America is known as the land of opportunity, but when it comes to generous inheritances, it’s best to look outside the country’s borders.
The U.S. lags five other countries when it comes to the amount its retirees plan to leave their heirs. Americans expect to leave a median inheritance of $177,000, less than half of the $502,000 inheritance that Australian retirees plan to bequest, according to a new study from HSBC.
One reason for the disparity between the U.S. and the land down under is that Australia has no inheritance tax, notes The Australian.
Yet all five countries that place ahead of the U.S. — Australia, Singapore, the U.K., France and Taiwan — all share one trait: a system of universal or national health care. That raises the question of whether Americans expect to leave less to their heirs because of having to plan for higher medical spending.
End-of-life care in the U.S. can eat away at seniors’ savings, a 2012 study published in the Journal of General Internal Medicine found. During the last five years of their lives, a quarter of Medicare recipients spend more than their total assets on health care costs, the study found. That’s because Medicare doesn’t cover items ranging from home-care services to non-rehabilitative nursing home care.

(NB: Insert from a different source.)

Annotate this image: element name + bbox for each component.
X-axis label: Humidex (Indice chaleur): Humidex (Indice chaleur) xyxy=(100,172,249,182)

But the travails of life might also be to blame. Baby boomers have on average been set back by $117,000 because of life’s financial “derailers,” ranging from a plunge in the stock market to needing to support a child or grandchild, a separate study from Ameriprise found earlier this year.

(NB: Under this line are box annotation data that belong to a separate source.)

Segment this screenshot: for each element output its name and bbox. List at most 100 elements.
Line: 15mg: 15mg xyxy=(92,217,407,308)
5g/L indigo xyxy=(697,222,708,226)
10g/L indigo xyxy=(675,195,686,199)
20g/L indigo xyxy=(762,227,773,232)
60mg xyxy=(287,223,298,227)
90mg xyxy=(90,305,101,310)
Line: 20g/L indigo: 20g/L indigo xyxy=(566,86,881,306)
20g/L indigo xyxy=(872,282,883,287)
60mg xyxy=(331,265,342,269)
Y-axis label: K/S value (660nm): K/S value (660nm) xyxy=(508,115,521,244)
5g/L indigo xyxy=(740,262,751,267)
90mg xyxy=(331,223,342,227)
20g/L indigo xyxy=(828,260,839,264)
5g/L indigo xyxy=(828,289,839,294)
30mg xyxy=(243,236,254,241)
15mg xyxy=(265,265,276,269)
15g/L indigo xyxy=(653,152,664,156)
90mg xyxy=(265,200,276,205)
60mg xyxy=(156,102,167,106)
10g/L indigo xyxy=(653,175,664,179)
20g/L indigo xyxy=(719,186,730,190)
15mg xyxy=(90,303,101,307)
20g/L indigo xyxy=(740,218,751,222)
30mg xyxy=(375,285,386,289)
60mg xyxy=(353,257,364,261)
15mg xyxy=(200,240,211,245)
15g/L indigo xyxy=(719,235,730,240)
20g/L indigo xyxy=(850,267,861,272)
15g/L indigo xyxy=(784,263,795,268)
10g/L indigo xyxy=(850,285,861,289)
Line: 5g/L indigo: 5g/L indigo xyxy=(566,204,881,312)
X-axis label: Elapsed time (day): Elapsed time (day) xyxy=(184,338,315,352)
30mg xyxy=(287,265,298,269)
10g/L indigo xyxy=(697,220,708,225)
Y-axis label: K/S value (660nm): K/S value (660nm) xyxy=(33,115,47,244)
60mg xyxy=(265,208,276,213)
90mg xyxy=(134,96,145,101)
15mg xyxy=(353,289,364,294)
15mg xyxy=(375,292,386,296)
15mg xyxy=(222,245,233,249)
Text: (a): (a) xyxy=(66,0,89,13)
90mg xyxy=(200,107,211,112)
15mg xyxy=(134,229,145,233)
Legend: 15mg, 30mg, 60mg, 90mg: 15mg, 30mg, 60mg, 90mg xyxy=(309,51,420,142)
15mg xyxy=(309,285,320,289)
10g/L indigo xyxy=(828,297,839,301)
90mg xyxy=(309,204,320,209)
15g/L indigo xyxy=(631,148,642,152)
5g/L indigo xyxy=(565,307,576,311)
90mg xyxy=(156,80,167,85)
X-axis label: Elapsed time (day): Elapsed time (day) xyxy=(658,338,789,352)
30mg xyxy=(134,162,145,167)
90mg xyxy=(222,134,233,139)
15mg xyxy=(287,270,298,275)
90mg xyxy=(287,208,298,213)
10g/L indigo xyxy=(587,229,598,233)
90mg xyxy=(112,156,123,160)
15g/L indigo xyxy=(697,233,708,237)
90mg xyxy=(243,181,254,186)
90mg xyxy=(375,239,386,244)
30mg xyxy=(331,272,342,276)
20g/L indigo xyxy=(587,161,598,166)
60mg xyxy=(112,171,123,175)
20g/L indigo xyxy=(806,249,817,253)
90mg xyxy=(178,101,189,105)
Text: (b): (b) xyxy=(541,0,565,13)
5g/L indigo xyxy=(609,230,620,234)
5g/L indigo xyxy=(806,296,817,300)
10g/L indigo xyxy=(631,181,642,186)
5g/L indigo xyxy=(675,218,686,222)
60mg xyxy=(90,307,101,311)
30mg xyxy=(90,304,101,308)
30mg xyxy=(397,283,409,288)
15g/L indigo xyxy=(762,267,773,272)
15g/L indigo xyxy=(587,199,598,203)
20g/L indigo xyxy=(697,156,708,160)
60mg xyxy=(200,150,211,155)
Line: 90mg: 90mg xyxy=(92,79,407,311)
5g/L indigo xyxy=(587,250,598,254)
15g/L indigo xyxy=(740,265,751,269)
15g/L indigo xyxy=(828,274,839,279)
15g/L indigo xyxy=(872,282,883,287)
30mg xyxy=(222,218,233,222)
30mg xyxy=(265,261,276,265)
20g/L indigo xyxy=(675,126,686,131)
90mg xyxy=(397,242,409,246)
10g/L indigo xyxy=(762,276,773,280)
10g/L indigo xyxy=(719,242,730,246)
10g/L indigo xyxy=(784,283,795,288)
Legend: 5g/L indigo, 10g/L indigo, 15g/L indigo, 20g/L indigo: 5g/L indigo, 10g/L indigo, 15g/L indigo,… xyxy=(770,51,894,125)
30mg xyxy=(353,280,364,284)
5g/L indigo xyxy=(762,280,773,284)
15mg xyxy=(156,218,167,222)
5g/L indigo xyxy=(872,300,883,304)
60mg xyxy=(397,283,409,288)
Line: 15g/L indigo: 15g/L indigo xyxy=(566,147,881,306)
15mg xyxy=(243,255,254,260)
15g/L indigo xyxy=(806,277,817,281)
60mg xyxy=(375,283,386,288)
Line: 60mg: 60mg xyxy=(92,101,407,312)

The HSBC study found that about 43 percent of the working age population expects to receive an inheritance, which is actually lower than the 51 percent of retirees who say they will definitely or probably leave money to their heirs.
Yet in what the report calls a “worrying” finding, one in 10 of those expecting an inheritance say they plan to rely on that money to entirely fund their own retirement.
“Even where people can reasonable expect to receive a windfall of some sort, it is important that they do not come to rely on that windfall entirely,” the report cautions. “They are likely to face severe financial hardship in retirement if, for some reason, the windfall doesn’t materialize.”